Aquí, sorteando los rigores del viento, ese elemento voluble, atronador y siempre proclive a los cambios de humor, han pasado varias generaciones de personas orgullosas del terruño que los cobija. Y el alma sensible que ha visto Opasnost, quiere volver a verlo. Me adelanto a la próxima pregunta, aunque no me la hagan: ¿en qué se entretienen las personas de Opasnost?
Televisión hay, pero llega un solo canal y la señal es bastante deficiente. Además, la luz eléctrica (alimentada por generadores) se raciona, usándola por un margen de diez horas. Internet ni hablar.
Los niños juegan principalmente dentro de las casas y todas las familias son muy amigas.
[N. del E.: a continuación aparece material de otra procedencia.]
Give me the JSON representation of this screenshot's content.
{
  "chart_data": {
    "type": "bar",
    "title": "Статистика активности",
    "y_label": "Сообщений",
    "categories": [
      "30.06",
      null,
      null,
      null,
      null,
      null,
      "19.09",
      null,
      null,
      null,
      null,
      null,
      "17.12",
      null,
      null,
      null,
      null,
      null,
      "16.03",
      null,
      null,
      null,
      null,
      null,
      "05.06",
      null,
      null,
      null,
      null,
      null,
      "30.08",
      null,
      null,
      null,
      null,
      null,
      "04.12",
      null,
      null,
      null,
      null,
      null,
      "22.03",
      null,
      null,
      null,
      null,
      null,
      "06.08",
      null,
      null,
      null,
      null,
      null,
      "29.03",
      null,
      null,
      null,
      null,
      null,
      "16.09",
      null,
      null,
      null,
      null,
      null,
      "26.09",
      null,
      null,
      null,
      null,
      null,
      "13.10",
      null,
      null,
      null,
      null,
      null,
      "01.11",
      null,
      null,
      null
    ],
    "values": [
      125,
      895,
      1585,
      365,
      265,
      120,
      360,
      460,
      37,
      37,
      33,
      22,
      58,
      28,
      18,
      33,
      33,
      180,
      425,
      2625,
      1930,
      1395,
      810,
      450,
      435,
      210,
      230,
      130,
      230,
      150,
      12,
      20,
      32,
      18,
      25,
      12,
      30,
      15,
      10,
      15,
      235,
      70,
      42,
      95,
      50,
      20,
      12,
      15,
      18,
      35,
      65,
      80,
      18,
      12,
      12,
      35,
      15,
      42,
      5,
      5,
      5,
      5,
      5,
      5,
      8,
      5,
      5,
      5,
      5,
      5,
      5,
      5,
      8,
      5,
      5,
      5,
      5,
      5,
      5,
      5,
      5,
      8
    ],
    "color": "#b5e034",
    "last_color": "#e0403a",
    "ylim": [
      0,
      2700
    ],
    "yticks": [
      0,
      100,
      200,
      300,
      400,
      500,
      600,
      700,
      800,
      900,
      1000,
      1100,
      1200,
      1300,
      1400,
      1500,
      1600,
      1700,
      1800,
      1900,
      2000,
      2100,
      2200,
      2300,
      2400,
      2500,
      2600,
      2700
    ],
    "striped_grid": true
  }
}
Eso, sin duda, es un aspecto a resaltar.
Pero si tuviera que decirles cuál es el principal divertimento que los convoca, diría, sin temor a equivocarme, que viene a ser la visita del cartero.
Para hacer llegar la correspondencia a ese rincón de remolinos y fuerzas incontrolables, la Empresa de Correos de Punta Arenas ha ideado un método poco ortodoxo, pero efectivo a todas luces; más o menos dos veces al mes, un cartero, especialmente entrenado para esa compleja tarea, ingresa por los aires calzando un traje hecho con una fibrosa tela llamada dracón, botas propulsoras y en la espalda un considerable volantín tergal que él conduce hábilmente con dos cuerdas, a la manera de un curioso parapente. El heraldo detiene su vuelo frente al edificio principal de Opasnost y los habitantes del pueblo le arrojan cuerdas y cabos para bajarlo a tierra. Allí reparte las cartas que trae de la ciudad.
Es un verdadero espectáculo. Si alguien lo viese por primera vez quedaría con la boca así de abierta. Imaginen, por
unos momentos, el arribo de un ángel con mameluco espacial, con casco de ciclista y una cometa en lugar de alas, alunizando en una isla de cemento rodeada por un tempestuoso mar de aire.